Arianna Huffington, founder of the HuffPost in the U.S., told China Focus: “I believe this is the moment when wise leadership is needed more than ever, because the leaders of both countries have become exclusively reactive. This very difficult historic moment will prove hard to manage.”
Hu Zuliu, president of the Primavera Capital Group, explained that, “In today’s world, it is essential for China and the U.S. to find a way, no matter what their differences are, to work together as constructive partners instead of Cold War adversaries, because China-U.S. relations hold the key to peace and prosperity for the entire world.”
Is the “Thucydides Trap” a False Proposition?
In 2012, professor Graham Allison wrote an article in the Financial Times and for the first time put forward the concept of the “Thucydides Trap” as it pertains to China and the U.S., which led to heated discussions. In an interview, Allison elaborated on his views: “We’re drifting, just as you said, to the Thucydides dynamic that I wrote about in my book. What we’re heading toward is not just a new Cold War, but a real war.”
Allison told China Focus that the Trump Administration has no clear strategy for current China-U.S. relations. At present, both sides are exploring new ways forward and trying to find new strategic concepts for relations, which is not easy but very necessary.
However, some people do not believe in the “Thucydides Trap” analysis. Neil Davidson, a member of the House of Lords in the U.K., believes that the war between Athens and Sparta that the “Thucydides Trap” refers to occurred too long ago to be applied to any analysis of current China-U.S. relations.
“Because of globalization and because of these interlinks, the two nations have to live with conflict,” Davidson said. “I’ve looked at some of the studies based on this, and I have seen all the examples where there have been wars. But when you actually look at these examples, they are not anywhere applicable to the present day. We do not live in times in which people want to go to war, regardless of how aggressively some people may speak.”
The Rise of China and the Future of China-U.S. Relations
Is the rapid rise of China worthy of U.S. concern? Will China, which has grown in strength, become a threat to the U.S.?
John Milligan-Whyte, Executive Chairman of the America-China Partnership Foundation and the Center for U.S.-China Partnership Relations, thinks that the U.S. should not regard China as a threat because in a sense, China will never start a war. If the U.S. becomes the world’s second largest economy, there remain 200 other countries in the world. Having the second largest economy is not exactly a failure. China has the second largest economy today and yet it may still be 100th in terms of per capita wealth.
“I don’t think China is a threat to the U.S.,” said Nathan Gardels, senior adviser to the Berggruen Institute. “When Chinese reports indicated that the Chinese economy had slowed down, the American stock market also took a deep dive, because if China’s economy is damaged, the American economy is also damaged. China needs the world to grow and the world needs China to grow.”
U.S. California State senator Robert Hertzberg explained that China has never invaded any other countries in its history.

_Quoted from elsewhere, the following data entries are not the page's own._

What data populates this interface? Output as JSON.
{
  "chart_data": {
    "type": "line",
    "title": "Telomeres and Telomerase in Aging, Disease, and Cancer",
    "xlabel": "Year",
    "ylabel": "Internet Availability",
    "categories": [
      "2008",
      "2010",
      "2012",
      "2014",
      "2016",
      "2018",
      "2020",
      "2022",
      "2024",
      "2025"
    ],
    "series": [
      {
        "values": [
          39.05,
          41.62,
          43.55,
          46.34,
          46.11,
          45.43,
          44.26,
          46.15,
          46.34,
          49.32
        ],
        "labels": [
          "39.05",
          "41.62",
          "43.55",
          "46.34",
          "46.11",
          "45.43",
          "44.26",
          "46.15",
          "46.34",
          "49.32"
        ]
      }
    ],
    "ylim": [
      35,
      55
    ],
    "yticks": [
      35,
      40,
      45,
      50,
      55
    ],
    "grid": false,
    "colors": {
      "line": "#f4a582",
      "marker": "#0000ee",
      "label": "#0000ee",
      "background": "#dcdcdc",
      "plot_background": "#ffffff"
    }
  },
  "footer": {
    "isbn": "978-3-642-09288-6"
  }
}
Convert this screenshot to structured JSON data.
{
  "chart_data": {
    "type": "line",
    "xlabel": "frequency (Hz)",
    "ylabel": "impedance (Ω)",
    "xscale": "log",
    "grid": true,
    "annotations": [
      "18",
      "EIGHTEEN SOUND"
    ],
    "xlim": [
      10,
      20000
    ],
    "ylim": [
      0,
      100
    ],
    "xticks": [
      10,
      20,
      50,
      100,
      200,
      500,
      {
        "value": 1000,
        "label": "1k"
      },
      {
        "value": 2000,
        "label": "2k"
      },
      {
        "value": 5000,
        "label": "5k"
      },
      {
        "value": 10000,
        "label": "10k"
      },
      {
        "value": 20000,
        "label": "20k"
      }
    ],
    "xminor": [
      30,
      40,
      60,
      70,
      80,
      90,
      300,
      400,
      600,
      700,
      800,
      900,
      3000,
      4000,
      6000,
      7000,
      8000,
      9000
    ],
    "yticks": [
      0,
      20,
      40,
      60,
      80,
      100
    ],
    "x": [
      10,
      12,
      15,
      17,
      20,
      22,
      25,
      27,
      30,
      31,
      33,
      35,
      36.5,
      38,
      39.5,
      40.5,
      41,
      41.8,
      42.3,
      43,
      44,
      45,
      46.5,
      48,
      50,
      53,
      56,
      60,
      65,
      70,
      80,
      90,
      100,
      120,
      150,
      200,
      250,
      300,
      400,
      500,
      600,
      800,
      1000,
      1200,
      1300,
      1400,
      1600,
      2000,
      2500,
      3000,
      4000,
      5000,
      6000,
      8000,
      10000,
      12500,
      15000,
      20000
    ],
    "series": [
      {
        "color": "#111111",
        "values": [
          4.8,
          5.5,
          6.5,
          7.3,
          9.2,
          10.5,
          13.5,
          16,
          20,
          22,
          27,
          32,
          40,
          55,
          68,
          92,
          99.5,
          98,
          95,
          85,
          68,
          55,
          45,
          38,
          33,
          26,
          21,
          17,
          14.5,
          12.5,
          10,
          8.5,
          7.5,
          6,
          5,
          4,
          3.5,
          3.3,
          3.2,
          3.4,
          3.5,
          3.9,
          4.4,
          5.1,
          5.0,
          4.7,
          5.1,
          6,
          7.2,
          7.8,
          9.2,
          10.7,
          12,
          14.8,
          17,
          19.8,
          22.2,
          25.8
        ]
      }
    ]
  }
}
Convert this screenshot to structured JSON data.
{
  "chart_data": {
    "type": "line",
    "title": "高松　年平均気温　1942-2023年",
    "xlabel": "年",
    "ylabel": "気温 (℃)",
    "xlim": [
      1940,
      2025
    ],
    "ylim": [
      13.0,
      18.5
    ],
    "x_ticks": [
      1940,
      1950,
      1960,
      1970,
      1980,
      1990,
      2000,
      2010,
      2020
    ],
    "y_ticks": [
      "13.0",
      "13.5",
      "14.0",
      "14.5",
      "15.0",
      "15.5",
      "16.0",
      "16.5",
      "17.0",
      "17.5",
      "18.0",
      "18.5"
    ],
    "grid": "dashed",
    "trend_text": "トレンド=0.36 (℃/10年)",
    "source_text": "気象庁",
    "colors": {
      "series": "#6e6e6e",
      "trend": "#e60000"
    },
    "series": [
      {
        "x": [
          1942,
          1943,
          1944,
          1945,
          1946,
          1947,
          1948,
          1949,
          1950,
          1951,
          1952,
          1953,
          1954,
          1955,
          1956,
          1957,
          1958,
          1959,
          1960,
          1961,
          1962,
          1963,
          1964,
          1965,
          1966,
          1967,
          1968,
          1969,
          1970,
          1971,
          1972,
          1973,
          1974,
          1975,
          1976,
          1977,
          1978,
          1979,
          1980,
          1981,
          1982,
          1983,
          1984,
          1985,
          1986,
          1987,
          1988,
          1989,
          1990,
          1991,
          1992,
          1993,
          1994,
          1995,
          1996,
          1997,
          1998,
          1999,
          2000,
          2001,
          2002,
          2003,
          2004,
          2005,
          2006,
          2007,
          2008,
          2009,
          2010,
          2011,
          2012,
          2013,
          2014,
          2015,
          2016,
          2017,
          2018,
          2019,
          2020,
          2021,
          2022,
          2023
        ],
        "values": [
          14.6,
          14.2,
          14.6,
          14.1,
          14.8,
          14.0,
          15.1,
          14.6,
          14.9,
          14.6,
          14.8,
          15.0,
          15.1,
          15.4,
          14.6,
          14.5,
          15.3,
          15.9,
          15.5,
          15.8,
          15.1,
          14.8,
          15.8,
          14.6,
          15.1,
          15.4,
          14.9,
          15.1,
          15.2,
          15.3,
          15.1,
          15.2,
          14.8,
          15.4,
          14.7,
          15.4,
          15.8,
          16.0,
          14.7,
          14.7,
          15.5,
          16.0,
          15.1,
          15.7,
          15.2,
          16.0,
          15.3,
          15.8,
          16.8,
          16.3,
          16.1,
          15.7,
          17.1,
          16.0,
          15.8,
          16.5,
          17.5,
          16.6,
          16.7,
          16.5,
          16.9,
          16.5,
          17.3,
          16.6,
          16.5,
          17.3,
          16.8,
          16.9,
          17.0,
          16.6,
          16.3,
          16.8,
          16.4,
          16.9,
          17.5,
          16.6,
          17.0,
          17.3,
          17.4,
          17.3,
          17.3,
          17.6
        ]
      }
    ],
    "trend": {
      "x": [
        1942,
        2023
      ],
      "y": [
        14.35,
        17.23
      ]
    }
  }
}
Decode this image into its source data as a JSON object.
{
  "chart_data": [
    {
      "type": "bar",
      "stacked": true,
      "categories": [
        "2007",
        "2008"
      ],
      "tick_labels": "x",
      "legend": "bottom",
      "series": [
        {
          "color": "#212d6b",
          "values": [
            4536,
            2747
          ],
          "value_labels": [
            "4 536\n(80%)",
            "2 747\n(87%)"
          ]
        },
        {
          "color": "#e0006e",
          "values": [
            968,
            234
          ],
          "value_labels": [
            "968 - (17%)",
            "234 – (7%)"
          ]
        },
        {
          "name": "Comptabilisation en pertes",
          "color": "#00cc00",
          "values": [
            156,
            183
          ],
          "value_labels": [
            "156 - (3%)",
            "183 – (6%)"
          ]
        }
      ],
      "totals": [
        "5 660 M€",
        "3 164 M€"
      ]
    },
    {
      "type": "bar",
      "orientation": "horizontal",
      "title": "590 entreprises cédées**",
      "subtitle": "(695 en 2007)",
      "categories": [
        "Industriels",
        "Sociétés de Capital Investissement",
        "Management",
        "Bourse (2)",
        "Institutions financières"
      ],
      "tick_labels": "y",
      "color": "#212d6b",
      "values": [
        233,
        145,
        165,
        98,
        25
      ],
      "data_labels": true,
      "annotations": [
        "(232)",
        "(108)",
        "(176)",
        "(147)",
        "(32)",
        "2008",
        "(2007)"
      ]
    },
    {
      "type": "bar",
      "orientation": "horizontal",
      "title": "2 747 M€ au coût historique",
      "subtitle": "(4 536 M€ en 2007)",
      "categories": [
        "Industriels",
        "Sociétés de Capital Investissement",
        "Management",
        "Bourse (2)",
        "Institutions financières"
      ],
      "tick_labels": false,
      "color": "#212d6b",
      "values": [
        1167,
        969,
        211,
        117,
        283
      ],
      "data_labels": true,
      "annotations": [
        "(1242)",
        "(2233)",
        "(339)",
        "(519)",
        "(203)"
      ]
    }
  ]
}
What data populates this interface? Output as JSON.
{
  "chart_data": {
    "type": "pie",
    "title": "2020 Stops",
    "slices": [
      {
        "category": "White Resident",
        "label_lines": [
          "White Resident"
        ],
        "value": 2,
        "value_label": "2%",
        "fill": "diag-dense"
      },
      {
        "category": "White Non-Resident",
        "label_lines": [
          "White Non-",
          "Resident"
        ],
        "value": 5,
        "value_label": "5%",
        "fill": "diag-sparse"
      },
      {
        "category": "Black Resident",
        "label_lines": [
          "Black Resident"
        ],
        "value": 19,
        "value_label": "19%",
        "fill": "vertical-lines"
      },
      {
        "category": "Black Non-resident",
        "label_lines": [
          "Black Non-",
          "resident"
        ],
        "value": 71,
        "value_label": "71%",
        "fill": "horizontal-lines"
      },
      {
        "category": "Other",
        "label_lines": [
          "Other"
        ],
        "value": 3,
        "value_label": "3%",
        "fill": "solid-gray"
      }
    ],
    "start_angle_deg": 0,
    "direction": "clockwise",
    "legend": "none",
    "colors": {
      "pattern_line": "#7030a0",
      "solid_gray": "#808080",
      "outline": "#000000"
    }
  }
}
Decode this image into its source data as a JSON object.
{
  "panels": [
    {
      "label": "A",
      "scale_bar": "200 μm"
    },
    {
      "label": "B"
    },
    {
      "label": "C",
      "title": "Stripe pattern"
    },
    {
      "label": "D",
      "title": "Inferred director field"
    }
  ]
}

“Now, economically, China needs to protect its people,” Hertzberg told China Focus. “Just like I need to protect my people in California. There have been challenges recently, but I also take the long view. And it’s beneficial to all of us to work together in harmony and to think deeply about how we meet these challenges.”
In terms of the future of China-U.S. relations, Dai Min, president of the America-China Partnership Foundation and the Center for U.S.-China Partnership Relations, argues that the rise of China is unstoppable.
“We think in the 21st century, the U.S. and China will have to coexist peacefully to have balanced economic and national security interests,” Dai explained. “In this way, the world will be in peace, and in this way, the U.S. and China will both get benefit. Otherwise, they will risk destroying everything that the world has accomplished since WWII.”